JupyterHub Outage

Incident Report for CU Boulder CS

Resolved

JupyterHub's backend storage was changed to a CephFS pool backed by flash media during the spring break maintenance window. We believe that this reconfiguration will greatly improve stability.

Posted Mar 27, 2023 - 07:02 MDT

Update

Cluster reboot complete and services have been restored.

Posted Mar 18, 2023 - 15:28 MDT

Update

Load average on many cluster nodes have climbed to unacceptable values leading to extremely poor performance. We are rebooting the cluster before it crashes completely.

Posted Mar 18, 2023 - 15:14 MDT

Monitoring

We have adjusted some storage parameters early AM and will continue to monitor the cluster.

Posted Mar 17, 2023 - 06:32 MDT

Update

All nodes have finished rebooting and the hub is available again. We are however still investigating the cause.

Posted Mar 16, 2023 - 18:17 MDT

Update

All worker nodes have now failed.
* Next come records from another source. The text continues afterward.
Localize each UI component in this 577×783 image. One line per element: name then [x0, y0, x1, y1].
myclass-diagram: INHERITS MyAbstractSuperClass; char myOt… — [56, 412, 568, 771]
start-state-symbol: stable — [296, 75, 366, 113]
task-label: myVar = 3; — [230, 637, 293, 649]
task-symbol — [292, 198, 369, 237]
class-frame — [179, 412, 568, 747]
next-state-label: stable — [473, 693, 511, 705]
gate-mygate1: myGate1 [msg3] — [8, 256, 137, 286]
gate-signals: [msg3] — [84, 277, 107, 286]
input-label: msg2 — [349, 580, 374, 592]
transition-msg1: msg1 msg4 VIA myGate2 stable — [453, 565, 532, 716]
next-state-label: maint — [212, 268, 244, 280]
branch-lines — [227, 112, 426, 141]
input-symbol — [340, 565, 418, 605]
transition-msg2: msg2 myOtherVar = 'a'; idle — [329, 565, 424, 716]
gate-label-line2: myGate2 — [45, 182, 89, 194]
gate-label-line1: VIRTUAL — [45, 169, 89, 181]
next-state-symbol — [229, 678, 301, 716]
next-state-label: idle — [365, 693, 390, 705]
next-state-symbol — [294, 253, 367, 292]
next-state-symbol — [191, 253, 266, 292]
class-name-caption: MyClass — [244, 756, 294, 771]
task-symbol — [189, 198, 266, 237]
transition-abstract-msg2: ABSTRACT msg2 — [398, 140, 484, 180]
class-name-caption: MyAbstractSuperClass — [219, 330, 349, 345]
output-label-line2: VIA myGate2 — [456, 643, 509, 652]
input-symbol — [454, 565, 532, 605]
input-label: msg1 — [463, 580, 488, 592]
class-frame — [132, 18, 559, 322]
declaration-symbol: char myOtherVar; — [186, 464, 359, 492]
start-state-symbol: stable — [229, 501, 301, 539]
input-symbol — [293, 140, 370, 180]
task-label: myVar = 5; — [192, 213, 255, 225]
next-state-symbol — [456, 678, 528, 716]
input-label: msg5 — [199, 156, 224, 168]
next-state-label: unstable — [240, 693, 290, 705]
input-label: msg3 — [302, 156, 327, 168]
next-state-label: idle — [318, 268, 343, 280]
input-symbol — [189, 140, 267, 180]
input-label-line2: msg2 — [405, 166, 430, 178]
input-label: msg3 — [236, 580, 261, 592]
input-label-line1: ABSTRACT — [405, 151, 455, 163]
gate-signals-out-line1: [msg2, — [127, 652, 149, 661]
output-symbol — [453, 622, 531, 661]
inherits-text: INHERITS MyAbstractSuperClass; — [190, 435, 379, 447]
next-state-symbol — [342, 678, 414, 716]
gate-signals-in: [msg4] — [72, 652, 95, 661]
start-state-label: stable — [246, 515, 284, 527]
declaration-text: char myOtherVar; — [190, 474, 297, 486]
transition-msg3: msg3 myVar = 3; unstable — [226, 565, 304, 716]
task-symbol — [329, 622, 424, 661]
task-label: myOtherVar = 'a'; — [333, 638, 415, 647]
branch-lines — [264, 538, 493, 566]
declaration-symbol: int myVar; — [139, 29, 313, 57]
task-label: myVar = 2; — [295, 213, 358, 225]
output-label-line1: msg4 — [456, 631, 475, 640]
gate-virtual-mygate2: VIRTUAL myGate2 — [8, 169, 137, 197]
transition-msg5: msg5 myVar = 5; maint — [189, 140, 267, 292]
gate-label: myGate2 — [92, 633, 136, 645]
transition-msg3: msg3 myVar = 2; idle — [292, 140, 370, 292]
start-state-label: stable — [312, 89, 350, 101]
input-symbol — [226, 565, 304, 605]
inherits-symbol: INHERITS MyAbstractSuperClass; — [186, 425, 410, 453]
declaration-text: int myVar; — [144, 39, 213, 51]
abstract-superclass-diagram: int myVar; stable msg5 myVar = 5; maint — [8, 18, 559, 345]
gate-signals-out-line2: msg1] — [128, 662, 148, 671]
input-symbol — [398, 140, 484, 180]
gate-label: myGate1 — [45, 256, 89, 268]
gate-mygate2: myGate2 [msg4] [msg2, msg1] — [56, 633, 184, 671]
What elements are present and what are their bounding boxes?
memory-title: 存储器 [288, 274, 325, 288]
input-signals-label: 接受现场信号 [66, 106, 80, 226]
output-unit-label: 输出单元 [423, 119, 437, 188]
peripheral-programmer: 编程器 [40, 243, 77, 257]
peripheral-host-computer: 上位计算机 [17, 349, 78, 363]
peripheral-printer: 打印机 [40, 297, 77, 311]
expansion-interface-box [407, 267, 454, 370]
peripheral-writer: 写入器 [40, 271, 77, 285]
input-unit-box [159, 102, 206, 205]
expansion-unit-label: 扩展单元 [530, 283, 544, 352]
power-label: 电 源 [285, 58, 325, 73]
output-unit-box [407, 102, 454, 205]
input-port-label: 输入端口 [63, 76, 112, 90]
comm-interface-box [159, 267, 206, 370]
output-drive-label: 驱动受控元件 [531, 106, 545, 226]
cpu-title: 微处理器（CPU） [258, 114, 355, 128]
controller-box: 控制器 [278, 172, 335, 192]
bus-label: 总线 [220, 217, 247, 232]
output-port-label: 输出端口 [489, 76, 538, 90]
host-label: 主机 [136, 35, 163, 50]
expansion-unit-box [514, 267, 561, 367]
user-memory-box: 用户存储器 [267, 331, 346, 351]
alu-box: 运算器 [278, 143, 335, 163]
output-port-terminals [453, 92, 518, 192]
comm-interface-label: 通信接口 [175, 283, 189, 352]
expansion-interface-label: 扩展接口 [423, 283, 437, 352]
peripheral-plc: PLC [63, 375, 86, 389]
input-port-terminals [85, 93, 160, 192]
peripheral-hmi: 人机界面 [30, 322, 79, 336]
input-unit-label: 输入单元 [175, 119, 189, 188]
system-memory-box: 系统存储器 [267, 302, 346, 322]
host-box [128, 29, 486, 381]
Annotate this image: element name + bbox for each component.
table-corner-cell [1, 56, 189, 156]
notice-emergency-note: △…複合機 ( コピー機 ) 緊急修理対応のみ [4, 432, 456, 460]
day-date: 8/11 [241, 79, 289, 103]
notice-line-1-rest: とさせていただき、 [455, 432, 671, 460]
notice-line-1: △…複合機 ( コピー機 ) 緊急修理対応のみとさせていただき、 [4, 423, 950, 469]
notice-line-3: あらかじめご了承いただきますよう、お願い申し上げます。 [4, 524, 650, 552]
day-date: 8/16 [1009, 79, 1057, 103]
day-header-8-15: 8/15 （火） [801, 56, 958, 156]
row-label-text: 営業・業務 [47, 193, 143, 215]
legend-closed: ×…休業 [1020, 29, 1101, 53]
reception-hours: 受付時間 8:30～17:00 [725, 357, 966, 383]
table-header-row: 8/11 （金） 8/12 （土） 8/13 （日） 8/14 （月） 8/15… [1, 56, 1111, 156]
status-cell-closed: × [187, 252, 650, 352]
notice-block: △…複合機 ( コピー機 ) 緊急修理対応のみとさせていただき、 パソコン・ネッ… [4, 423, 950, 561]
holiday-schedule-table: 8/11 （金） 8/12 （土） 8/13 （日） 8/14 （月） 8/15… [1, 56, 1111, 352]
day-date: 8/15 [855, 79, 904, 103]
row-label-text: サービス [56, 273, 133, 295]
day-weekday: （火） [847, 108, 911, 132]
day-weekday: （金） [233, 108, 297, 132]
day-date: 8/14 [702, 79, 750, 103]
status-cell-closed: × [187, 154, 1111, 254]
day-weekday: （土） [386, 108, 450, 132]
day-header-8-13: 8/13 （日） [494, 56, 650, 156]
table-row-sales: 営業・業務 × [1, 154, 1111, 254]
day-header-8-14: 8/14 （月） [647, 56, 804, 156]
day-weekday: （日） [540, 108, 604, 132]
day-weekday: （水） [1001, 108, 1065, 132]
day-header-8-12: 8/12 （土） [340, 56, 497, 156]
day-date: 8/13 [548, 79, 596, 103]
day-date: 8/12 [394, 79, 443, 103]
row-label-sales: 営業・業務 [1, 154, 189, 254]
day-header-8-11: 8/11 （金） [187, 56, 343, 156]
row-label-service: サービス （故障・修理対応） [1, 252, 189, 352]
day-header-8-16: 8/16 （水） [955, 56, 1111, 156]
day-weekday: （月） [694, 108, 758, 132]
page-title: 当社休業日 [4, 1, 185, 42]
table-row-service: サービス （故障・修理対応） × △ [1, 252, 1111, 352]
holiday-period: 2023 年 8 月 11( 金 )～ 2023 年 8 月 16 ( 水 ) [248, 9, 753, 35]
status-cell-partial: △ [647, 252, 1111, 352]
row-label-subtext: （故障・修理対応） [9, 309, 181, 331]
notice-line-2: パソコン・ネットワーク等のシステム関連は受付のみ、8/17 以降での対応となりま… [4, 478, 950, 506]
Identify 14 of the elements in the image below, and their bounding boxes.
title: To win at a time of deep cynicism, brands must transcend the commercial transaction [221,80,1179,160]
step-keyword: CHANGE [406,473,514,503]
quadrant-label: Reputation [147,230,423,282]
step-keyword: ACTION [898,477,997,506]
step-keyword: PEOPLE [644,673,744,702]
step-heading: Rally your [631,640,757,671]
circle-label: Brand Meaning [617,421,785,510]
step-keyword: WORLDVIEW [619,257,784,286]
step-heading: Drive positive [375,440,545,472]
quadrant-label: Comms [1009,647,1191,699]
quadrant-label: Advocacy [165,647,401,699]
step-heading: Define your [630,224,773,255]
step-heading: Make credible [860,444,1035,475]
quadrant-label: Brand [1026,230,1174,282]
We will perform a cluster-wide reboot for JupyterHub. It will be inaccessible at this time until all nodes finish rebooting.

Posted Mar 16, 2023 - 17:54 MDT

Identified

Some worker nodes have once again failed. We are resetting those nodes and also trying to locate a cause.

Posted Mar 16, 2023 - 17:46 MDT

Monitoring

Remaining worker nodes have been restored and the cluster should be back to full capacity. We are monitoring status.

Posted Mar 16, 2023 - 14:10 MDT

Update

A set of worker nodes have been restored to allow the cluster to operate at a reduced capacity.

Posted Mar 16, 2023 - 13:56 MDT

Identified

All JupyterHub backends are either degraded, slow to respond, or unavailable. We are working on restoring all worker nodes.

Posted Mar 16, 2023 - 13:00 MDT

This incident affected: JupyterHub.